Using TensorTrade-NG with JupyterLab¶
Explore the power of TensorTrade-NG, a flexible framework designed to facilitate the development of reinforcement learning algorithms in financial trading environments. This tutorial will guide you through setting up your environment in JupyterLab, ensuring you have everything you need to start experimenting with custom trading strategies.
Prerequisites¶
Python 3.12
Preparation¶
Create a new Python virtual environment and activate it
cd /my/project/directory python -m venv venv source venv/bin/activate
This step isolates your TensorTrade-NG environment, ensuring no conflicts with other Python packages.

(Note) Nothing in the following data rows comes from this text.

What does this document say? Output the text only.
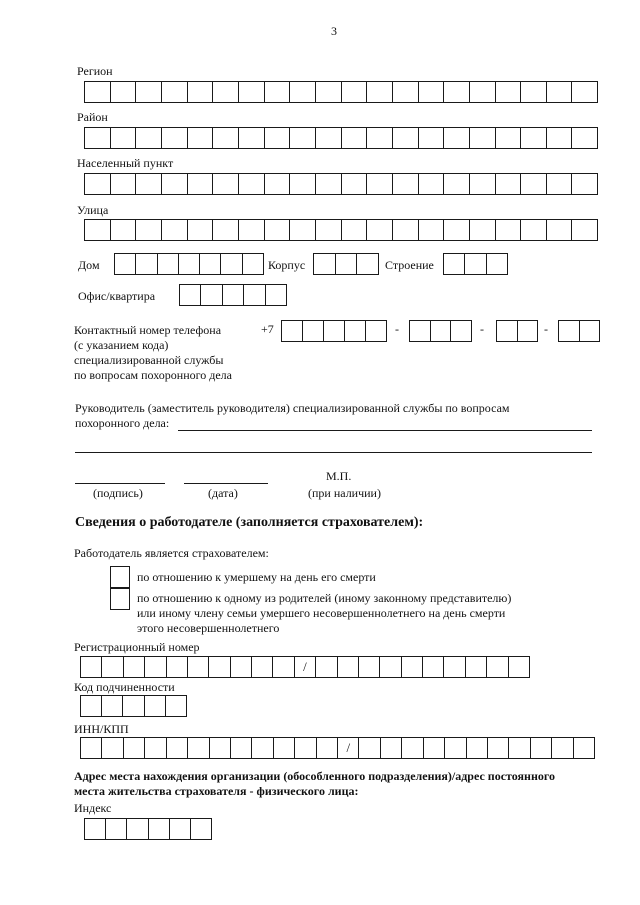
3
Регион
Район
Населенный пункт
Улица
Дом	Корпус	Строение
Офис/квартира
Контактный номер телефона
(с указанием кода)
специализированной службы
по вопросам похоронного дела
+7	-	-	-
Руководитель (заместитель руководителя) специализированной службы по вопросам
похоронного дела:
(подпись)	(дата)
М.П.
(при наличии)
Сведения о работодателе (заполняется страхователем):
Работодатель является страхователем:
по отношению к умершему на день его смерти
по отношению к одному из родителей (иному законному представителю)
или иному члену семьи умершего несовершеннолетнего на день смерти
этого несовершеннолетнего
Регистрационный номер
/
Код подчиненности
ИНН/КПП
/
Адрес места нахождения организации (обособленного подразделения)/адрес постоянного
места жительства страхователя - физического лица:
Индекс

Install TensorTrade-NG with JupyterLab extra packages and create a new kernel for Jupyter
pip install "tensortrade-ng[jlab]" ipython kernel install --user --name tensortrade-ng
By including the jlab extras, you ensure compatibility with JupyterLab and streamline your development process by having the necessary tools and dependencies readily available.

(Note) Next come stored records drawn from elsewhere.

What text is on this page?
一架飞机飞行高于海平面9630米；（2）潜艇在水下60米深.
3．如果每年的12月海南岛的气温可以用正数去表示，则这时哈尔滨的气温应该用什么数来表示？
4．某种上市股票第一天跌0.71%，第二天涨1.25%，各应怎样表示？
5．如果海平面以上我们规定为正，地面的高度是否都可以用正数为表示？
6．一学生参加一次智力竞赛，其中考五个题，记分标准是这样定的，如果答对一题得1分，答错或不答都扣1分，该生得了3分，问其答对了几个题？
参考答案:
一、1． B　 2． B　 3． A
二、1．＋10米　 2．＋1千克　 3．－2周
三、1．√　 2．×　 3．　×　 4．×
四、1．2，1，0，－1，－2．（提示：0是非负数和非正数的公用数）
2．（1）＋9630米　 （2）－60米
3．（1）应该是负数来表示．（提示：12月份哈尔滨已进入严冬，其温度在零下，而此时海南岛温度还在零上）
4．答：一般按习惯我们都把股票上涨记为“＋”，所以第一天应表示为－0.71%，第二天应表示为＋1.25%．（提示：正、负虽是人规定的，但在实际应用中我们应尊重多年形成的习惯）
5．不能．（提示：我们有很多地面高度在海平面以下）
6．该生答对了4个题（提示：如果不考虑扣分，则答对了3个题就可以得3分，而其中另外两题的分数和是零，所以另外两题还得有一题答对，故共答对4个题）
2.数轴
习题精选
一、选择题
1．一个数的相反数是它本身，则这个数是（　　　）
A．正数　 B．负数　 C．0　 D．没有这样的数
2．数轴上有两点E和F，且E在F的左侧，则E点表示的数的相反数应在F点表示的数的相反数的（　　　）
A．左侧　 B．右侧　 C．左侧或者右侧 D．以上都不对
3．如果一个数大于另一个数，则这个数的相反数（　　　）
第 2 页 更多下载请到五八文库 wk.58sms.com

Restart JupyterLab and use the new kernel
After restarting JupyterLab, you should see the new kernel “tensortrade-ng” available. Select it to begin your TensorTrade-NG projects. This kernel is pre-configured with all the necessary dependencies to make your first steps in TensorTrade-NG effortless.
What You Learned¶
In this tutorial, you learned how to set up a dedicated Python environment for TensorTrade-NG, ensuring that your development environment is clean, organized, and tailored for machine learning projects. By installing TensorTrade-NG with JupyterLab extras, you ensured that your environment is equipped to handle the interactive development of financial trading strategies using reinforcement learning.